Une scène plus que toute autre me
vient à l’esprit pour qualifier le combat
de Jean-Claude. C’est un sketch de l’humoriste de génie qu’est Raymond Devos
intitulé «L’artiste». Pour les besoins du
spectacle, pour épater le public, l’artiste
se présente montant sur une planche posée sur l’eau. Il fait son numéro et plonge
aussitôt. Mais «comme il exerce le plus
beau métier du monde et que sa vocation
est d›être artiste», il se motive à remonter
sur la planche. Et ainsi de suite, plusieurs
fois, jusqu’à se noyer non pas dans la mer,
mais dans la foule en délire. Image suggestive d’une instabilité que je qualifierais
d’ «insubmersible»!
La beauté a été pour Jean-Claude, ce
par quoi - avec une foi indéboulonnable
en un Dieu pressenti comme la source
invisible de toute Beauté - il a sans cesse
ressurgi. Beauté de la musique diffusée
dans la liturgie selon un choix judicieux,
rigoureux et presque maniaque, fascination devant le génie des cinéastes et des
metteurs en scène, admiration partagée
au retour d’un Ballet Béjart à Lausanne,
perspective d’un radieux voyage à La Réunion ou à Istanbul.

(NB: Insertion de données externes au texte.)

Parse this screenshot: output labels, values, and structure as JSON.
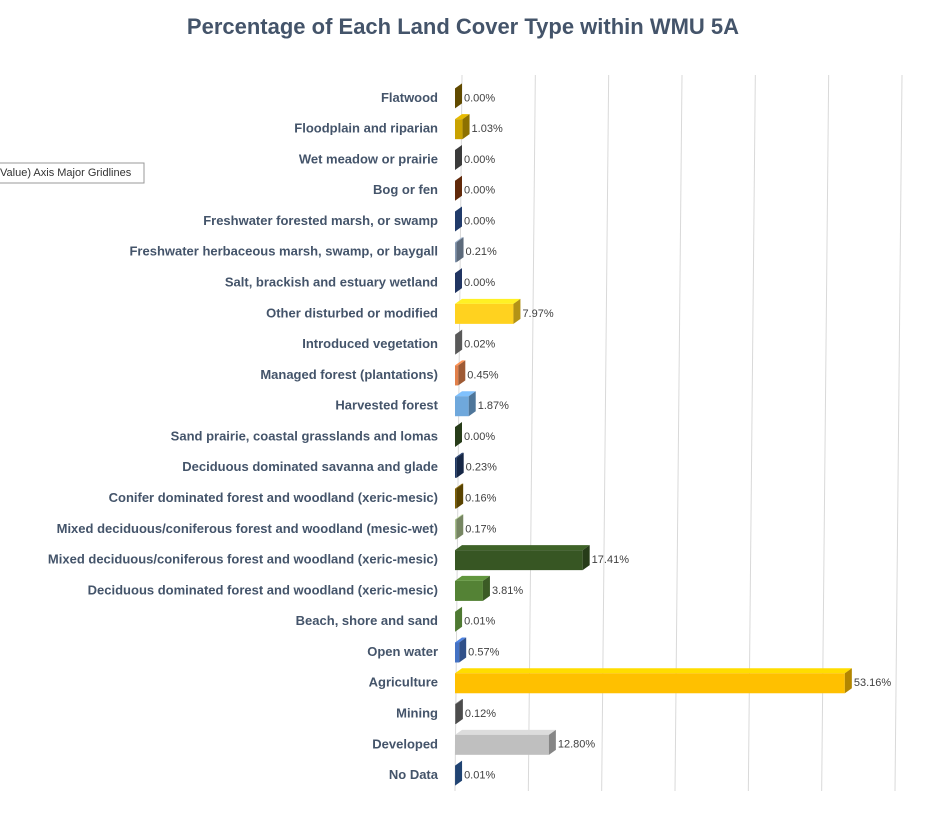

Pour apprécier la force de ces remontées vers la lumière et les joies de l’amitié,
il faut avoir rencontré Jean-Claude dans
ses insondables passages à vide. Visite à
la Cure de Saint­Maurice de Laques où il
avait besoin parfois de se terrer quelques
jours, ou dans une chambre du Prieuré de Lens aux volets fermés où il gérait
tant bien que mal avec force médication,
migraines ou autres désolations, telle visite à l’Hôpital de Sion où il devait subir
les aléas de vaines entreprises thérapeutiques.
Revenons à Raymond Devos qu’un
journaliste parvint un jour à rencontrer
après un impressionnant spectacle, dans
sa loge, flanqué d’une grande robe de
chambre et dont il dit: «Loin des feux
de la rampe et de I ‘enthousiasme de son
public, Devos apparaît seul. Énorme et
fragile. Le roi nu.» Comment ne pas voir
quelque chose d’obscurément christique
dans ce Roi nu?
Merci, Jean-Claude, de m’avoir mis
sur la piste de tant d’expressions de la
beauté et surtout d’avoir été ce témoin,
dans ta fragilité par moment durement
supportée mais toujours finalement accueillie, de Celui à qui tu as donné ta
vie, de Celui en qui tu as cru jusque dans
les affres de la mélancolie, de Celui dont
toute la grandeur se penche infiniment
sur notre pauvreté pour l’habiller de sa
gloire. Jouis désormais, avec tous les sauvés - au premier rang desquels on placera
les éprouvés et les artistes en tout genre
- de cette Beauté dont nous savons qu’elle
nous surprendra d’un rayonnement éternel, puisqu’elle aura eu raison de toutes
les angoisses désolées et de toutes les vicissitudes de l’histoire humaine!